Authors: Brouwer M,  Schinasi L,  Beane Freeman LE,  Baldi I,  Lebailly P,  Ferro G,  Nordby KC,  Schüz J,  Leon ME,  Kromhout H
Journal: Occup Environ Med
Date: 2016 Jun
Branches: OEEB
PubMed ID: 27009271
PMC ID: not available
Abstract: BACKGROUND: This paper describes methods developed to assess occupational exposure to pesticide active ingredients and chemical groups, harmonised across cohort studies included in the first AGRICOH pooling project, focused on the risk of lymph-haematological malignancies. METHODS: Three prospective agricultural cohort studies were included: US Agricultural Health Study (AHS), French Agriculture and Cancer Study (AGRICAN) and Cancer in the Norwegian Agricultural Population (CNAP).

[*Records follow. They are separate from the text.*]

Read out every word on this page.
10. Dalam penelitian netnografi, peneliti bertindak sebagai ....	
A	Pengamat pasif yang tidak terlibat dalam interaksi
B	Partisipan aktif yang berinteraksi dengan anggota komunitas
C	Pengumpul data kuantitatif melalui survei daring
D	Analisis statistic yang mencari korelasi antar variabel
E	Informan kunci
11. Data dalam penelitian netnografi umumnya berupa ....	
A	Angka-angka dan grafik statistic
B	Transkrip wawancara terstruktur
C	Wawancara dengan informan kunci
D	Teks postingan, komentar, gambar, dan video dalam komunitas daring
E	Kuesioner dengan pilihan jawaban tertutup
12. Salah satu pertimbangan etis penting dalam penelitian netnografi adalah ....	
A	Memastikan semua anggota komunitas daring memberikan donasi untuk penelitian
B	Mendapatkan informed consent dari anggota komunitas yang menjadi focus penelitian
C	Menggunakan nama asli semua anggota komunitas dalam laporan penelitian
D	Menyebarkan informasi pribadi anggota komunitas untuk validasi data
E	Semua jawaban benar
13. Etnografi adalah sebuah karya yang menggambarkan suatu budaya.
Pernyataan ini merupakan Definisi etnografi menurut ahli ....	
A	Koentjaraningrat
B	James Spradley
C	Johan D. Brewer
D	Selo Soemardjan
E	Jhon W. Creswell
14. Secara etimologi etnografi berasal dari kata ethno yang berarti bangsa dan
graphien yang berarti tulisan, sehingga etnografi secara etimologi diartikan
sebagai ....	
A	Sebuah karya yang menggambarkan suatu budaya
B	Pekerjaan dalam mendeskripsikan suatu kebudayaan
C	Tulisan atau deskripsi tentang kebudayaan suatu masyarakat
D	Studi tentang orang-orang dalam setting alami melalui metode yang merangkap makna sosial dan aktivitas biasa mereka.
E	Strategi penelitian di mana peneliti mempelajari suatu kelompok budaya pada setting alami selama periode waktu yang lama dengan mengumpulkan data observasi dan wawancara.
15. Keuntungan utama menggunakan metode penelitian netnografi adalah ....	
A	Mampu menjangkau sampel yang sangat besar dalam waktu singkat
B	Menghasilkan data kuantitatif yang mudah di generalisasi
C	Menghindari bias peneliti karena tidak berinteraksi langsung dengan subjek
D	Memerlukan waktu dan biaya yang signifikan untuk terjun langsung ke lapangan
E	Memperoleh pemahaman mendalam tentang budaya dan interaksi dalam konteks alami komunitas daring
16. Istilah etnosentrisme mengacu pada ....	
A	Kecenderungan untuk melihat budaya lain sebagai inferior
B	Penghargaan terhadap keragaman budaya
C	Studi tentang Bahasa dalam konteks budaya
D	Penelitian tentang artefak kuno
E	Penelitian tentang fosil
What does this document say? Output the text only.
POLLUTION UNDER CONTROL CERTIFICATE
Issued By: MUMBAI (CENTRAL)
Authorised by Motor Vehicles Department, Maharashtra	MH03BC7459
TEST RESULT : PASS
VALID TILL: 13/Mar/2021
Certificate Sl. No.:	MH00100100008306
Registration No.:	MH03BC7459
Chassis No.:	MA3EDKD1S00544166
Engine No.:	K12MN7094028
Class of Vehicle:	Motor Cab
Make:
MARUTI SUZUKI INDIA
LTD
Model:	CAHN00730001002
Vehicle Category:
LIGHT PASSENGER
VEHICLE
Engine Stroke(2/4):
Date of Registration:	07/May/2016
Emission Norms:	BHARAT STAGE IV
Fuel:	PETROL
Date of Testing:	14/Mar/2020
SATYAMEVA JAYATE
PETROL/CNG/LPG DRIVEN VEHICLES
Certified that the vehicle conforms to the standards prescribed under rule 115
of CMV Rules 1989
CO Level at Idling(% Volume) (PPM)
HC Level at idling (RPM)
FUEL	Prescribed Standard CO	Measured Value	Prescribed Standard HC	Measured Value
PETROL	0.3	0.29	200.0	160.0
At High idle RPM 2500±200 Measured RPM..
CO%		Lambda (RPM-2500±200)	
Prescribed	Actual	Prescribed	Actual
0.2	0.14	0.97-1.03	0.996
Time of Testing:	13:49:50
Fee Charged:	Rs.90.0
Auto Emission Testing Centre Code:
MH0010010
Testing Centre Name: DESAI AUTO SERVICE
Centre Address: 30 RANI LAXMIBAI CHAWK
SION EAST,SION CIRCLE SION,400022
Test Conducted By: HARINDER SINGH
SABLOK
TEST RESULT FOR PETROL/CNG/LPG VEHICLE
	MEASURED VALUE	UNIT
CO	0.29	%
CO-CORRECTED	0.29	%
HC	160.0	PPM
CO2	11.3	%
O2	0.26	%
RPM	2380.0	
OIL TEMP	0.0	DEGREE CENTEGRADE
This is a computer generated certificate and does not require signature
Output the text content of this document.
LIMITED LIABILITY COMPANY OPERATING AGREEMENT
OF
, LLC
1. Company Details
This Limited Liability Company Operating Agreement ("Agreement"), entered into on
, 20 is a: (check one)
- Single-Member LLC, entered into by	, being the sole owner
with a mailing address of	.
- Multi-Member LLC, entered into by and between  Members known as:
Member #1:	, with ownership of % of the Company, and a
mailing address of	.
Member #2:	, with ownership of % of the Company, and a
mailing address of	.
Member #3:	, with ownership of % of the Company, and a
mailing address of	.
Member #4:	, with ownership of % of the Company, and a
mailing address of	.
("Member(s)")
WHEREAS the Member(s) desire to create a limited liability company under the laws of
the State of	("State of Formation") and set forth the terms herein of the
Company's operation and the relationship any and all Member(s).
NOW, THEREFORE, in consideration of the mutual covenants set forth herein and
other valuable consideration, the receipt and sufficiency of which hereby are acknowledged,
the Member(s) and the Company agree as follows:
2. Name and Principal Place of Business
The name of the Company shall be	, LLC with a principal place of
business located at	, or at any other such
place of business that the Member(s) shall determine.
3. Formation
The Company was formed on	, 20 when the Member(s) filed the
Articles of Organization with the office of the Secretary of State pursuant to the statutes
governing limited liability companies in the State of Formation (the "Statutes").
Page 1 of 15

Self-reported pesticide use was collected in AHS. Crop-exposure matrices (CEMs) were developed for AGRICAN and CNAP. We explored the potential impact of these differences in exposure assessment by comparing a CEM approach estimating exposure in AHS with self-reported pesticide use. RESULTS: In AHS, 99% of participants were considered exposed to pesticides, 68% in AGRICAN and 63% in CNAP. For all cohorts combined (n=316 270), prevalence of exposure ranged from 19% to 59% for 14 chemical groups examined, and from 13% to 46% for 33 active ingredients. Exposures were highly correlated within AGRICAN and CNAP where CEMs were applied; they were less correlated in AHS. Poor agreement was found between self-reported pesticide use and assigned exposure in AHS using a CEM approach resembling the assessment for AGRICAN (κ -0.00 to 0.33) and CNAP (κ -0.01 to 0.14). CONCLUSIONS: We developed country-specific CEMs to assign occupational exposure to pesticides in cohorts lacking self-reported data on the use of specific pesticides. The different exposure assessment methods applied may overestimate or underestimate actual exposure prevalence, and additional work is needed to better estimate how far the exposure estimates deviate from reality.